In a war for the control of India’s billion-plus mobile-services market, tycoon Sunil Mittal seems to be floundering in the face of a juggernaut unleashed by Mukesh Ambani.
For at least a fourth quarter in a row, Mittal’s Bharti Airtel Ltd. shored up its profits with one-time gains, masking headwinds posed by upstart Reliance Jio Infocomm Ltd. Jio’s roll-out, after its 2016 debut, has knocked Airtel from its perch in a consolidation that shrank the industry to three players from about a dozen four years ago.
Airtel is struggling to add subscribers in a saturated market after Jio managed to lure more than 300 million users over the past three years -- a quarter of the world’s second-largest market. The aggressive expansion of Jio with free calls and cheaper data, backed by the deep pockets of Asia’s richest man, was bad news for highly indebted incumbents engaged in a tariff war that had pushed call rates to less than a cent.
Shriveling earnings portend further trouble for Airtel. Already saddled with more than $17 billion of debt -- the highest among Asian peers -- it is also preparing to spend billions more on 5G airwaves at a government auction in coming months. Adding to its woes, Moody’s Investors Service cut its rating to junk earlier this year.
The New Delhi-based company is counting on some asset sales, a rights issue and an initial public offering in London of its Africa unit to bolster its finances.
What Bloomberg Intelligence Says
“Airtel’s profit will suffer until Jio is ready to raise prices. It is hard to say when, but Jio may remain aggressive until it achieves the No. 1 spot in mobile revenue. In the meantime, Airtel is trying to weather through by preserving margin at the sacrifice of subscriber loss, divesting assets to ease debt burden, and raising equity to avoid a credit downgrade.”

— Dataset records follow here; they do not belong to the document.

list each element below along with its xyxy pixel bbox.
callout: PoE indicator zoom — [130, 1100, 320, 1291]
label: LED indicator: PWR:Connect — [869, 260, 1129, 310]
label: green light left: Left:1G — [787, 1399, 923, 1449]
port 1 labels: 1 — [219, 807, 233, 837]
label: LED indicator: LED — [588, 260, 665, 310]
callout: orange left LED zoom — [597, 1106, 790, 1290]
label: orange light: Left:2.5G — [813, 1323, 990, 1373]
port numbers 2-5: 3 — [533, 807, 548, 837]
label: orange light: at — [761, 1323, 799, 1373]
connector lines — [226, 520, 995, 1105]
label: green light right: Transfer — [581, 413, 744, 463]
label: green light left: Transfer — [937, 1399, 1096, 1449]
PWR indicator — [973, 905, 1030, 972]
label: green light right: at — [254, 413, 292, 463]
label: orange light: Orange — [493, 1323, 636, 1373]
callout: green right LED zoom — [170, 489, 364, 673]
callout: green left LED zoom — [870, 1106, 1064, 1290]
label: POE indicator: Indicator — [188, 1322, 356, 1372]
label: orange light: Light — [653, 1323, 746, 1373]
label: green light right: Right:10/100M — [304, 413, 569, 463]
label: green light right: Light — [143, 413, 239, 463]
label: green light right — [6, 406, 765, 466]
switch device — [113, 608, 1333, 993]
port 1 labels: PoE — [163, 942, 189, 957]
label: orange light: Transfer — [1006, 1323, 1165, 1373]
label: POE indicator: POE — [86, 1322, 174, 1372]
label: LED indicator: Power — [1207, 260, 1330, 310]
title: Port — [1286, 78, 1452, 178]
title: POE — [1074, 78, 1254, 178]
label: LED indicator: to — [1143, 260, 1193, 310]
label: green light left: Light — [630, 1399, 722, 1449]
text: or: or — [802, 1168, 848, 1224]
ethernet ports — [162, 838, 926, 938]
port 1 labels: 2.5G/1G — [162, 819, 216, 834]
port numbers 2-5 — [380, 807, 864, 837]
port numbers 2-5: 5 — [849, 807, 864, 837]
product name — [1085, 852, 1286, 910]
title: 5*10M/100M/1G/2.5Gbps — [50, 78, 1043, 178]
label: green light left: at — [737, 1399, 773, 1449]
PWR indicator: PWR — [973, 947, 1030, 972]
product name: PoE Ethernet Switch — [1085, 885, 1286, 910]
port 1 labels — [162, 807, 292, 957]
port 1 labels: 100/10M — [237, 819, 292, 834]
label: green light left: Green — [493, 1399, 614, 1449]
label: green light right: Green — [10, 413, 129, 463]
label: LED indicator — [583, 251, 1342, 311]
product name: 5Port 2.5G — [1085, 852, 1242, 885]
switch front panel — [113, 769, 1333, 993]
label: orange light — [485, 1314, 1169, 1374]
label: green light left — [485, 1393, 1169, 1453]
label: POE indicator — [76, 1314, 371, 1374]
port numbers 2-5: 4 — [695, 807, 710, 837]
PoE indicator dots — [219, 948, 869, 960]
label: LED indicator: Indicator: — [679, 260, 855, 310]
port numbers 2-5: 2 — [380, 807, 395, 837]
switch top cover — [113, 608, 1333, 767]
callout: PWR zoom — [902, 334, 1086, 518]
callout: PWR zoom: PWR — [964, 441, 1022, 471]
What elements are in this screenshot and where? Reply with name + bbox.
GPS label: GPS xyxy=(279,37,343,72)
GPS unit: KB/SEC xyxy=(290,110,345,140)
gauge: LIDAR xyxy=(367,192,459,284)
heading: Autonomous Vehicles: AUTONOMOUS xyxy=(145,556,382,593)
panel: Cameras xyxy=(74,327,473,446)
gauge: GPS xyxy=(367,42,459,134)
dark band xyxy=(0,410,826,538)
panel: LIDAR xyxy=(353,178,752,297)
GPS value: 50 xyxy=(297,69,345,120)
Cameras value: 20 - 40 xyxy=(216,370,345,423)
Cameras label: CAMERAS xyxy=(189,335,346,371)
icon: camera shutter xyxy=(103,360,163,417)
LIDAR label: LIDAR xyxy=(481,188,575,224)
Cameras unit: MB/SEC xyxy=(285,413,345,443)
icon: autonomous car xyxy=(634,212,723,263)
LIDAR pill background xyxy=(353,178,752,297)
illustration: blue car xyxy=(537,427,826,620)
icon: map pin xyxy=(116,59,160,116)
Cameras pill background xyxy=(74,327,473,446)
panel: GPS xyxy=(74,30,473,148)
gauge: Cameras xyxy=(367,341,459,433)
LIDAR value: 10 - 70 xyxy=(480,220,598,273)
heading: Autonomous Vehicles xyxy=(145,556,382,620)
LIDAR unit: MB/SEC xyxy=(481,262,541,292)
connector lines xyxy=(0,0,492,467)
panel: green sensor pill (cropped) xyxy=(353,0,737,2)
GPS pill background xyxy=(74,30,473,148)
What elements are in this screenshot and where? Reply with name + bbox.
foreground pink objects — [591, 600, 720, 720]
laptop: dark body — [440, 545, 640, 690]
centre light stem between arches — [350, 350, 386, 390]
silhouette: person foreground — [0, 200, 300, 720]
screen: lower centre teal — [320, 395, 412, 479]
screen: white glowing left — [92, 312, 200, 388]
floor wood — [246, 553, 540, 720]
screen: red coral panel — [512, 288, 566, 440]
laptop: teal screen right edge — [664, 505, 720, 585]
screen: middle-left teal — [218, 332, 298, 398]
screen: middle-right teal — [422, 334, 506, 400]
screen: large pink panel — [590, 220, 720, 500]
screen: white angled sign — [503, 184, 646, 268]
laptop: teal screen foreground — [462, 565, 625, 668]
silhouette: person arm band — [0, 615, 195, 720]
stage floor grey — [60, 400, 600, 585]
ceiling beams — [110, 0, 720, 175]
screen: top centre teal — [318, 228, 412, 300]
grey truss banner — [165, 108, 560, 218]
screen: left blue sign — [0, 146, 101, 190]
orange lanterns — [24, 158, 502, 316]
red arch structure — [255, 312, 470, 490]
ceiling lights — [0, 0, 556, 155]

--Anthea Lai, telecom industry analyst
Airtel said in an exchange filing Monday that a one-time net gain of Rs 20.2 billion ($291 million) on account of a credit related to “re-assessment of levies” boosted its net income to Rs 1.1 billion for the quarter through March. Analysts had predicted a loss of Rs 9.66 billion.
Although revenue rose 6 per cent to Rs 206 billion in the period, data provided by the Telecom Regulatory Authority of India show Airtel added a net 53,493 subscribers in the first two months of the year, compared with Jio’s 17.1 million. While Airtel didn’t provide user addition data for the quarter, Jio reported an increase of 26.6 million.
Shares of Airtel have advanced 17 per cent this year, compared with a 7.6 percent gain in the benchmark S&P BSE Sensex index.
In an interview with BloombergQuint earlier this year at the World Economic Forum in Davos, Mittal described conditions in India’s hyper-competitive telecommunications market as “dreadful,” predicting a possible turning point this year. “This will be the year of perhaps hemorrhaging stopping,” he said.
Airtel slipped to No. 2 in the industry last year after Idea Cellular Ltd. and the local unit of Vodafone Group Plc closed their merger to become India’s largest operator by subscribers.
In February, Airtel unveiled plans to raise as much as Rs 320 billion for a war chest to take on Jio as well as to prepare for the 5G auction. Of that, Rs 250 billion will be from a rights issue due to close May 17 at Rs 220 per share, and the rest from the sale of perpetual bonds with equity credit. Vodafone Idea proposes to raise Rs 250 billion from a rights issue.